Sectioned horizontal single-cylinder hooper-cooled semi-diesel compression-ignition stationary internal combustion engine, designed to operate on kerosene or light crude oil. Imperial "Super Diesel" F-Type model, Serial No.3011, rated for 5 horsepower (3.72 kW) at 500 r.p.m. Manufactured by A.H. McDonald & Co. Pty Ltd, of 570-574 Bridge Road, Richmond, Victoria in about 1922.

The history of the engine prior to being acquired by the Industrial & Technological Museum in 1925 is unknown, however, it was acquired from Frank Vial & Sons who operated a leather-belt manufacturing works in Melbourne. The engine was possibly used for driving machinery either at Vial's tannery and leather belt works or in another Melbourne factory prior to the introduction of electric motors.

Physical Description

Specifications: Bore x Stroke: 5-inch x 7-inch (127 mm x 178 mm) Power Rating: 5 brake horsepower (3.72 kW) at 500 r.p.m. Crankshaft: 2 3/8-inch diameter Flywheels: Two of 30-inch diameter x 2 5/8-inch face x 3 1/4-inch deep rim Belt Pulley: 8-inch diameter x 5-inch wide


As a general class of objects McDonald ‘Super Diesel’ engines played an important role in introducing mechanisation to a wide range of construction and rural industries throughout Australia with their low running costs and ability to operate on a variety of low grade fuels being particularly important to their success. They also played a key part in establishing the Australian manufacture of reliable diesel engine designs. Built in eight different sizes ranging from 2 to 20 horsepower, the McDonald ‘Super Diesel’ engines were manufactured from 1918 to 1950, with almost 13,000 engines produced in total, making them one of the most successful types of stationary internal combustion engine ever made in Australia. All of McDonald’s ‘Super Diesel’ engines used the Brons or Hvid fuel injection system with compression ignition. The Brons system was originally invented by the Dutch engineer Jan Brons (1865-1954), however, McDonalds obtained the design from the United States, where the Danish-born engineer Rasmus Martin Hvid (1881-1950) applied for a patent on a combustion system in 1912 that appears to have been largely based on the Brons design. Hvid subsequently licensed the use of his improved Brons injection to several American engine manufacturers including the St Mary’s Machine Co. of St Mary’s, Ohio (llater known as the St Mary’s Oil Engine Co. of St Charles, Missouri), from whom McDonalds copied both the brandname and design of their first "Super Diesel" engines.

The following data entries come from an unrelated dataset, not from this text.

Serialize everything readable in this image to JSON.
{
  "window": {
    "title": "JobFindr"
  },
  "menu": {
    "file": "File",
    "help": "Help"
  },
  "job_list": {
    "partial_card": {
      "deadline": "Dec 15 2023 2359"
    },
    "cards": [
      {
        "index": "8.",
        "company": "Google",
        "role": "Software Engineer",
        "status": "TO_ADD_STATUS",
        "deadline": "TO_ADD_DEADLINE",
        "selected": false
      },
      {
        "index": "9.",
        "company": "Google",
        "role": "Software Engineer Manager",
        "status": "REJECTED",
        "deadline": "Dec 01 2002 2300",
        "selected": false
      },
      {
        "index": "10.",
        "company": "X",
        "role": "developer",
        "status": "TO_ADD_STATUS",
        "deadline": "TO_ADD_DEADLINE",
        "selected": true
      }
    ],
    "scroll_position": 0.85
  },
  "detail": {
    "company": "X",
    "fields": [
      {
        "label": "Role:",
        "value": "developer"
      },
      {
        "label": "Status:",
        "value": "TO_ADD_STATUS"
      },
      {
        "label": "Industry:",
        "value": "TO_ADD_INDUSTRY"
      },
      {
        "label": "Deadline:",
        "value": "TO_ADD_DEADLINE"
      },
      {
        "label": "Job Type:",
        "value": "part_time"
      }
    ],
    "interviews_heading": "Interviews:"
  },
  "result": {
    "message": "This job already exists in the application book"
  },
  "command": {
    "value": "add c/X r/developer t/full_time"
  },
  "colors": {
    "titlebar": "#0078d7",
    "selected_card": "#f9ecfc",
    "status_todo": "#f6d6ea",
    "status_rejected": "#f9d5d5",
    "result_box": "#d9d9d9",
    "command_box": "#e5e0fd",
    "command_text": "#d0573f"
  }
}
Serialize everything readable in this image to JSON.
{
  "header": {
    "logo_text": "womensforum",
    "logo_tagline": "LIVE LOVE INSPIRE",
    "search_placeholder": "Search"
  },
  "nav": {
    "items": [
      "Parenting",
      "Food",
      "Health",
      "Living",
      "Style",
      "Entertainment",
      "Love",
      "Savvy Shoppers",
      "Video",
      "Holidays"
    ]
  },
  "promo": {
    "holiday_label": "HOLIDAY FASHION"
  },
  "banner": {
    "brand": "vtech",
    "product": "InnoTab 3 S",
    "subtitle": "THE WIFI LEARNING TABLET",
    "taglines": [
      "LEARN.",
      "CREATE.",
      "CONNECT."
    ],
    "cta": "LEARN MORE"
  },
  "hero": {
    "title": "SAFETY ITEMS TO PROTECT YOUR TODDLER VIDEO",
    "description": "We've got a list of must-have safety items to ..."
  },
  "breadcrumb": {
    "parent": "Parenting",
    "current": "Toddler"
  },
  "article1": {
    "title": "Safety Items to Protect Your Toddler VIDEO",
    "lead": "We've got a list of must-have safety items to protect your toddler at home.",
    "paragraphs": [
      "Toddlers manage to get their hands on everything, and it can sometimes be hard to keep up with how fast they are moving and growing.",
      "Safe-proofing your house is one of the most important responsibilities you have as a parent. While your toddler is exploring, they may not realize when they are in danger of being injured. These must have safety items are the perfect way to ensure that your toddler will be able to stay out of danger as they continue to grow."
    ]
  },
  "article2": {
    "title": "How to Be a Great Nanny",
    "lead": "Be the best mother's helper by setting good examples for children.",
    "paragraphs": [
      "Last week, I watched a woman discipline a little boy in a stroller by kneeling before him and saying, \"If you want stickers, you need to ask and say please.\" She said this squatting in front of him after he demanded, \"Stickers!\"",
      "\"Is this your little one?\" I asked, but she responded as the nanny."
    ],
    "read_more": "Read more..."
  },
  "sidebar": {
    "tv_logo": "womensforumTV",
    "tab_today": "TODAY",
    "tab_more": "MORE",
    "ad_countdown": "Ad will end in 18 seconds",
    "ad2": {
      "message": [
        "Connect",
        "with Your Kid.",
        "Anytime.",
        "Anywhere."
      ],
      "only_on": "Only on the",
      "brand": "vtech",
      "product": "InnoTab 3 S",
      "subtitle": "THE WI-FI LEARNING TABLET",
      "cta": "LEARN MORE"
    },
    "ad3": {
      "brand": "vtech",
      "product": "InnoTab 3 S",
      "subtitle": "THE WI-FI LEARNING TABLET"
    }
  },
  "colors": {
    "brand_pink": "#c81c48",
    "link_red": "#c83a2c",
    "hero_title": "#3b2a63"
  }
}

A.H. McDonald & Co. were a notable Australian business, being one of the country’s leading specialist manufacturers of both internal combustion engines, tractors and construction equipment throughout much of the 20th century. The company were one of the first firms to begin the manufacture of diesel engines in Australia and were particularly innovative in both their introduction of new technologies from overseas and the development of improved local designs. They were the first firm to manufacture tractors, petrol powered road rollers and diesel road rollers in Australia. The history of the ‘Super Diesel’ engine range and its successful production over a twenty year period is indicative of McDonald’s general approach to product development and innovation, in which they often began by copying an established and proven overseas design, but then over subsequent years modified the basic design extending the range and capacity of models offered and adapting it to new applications.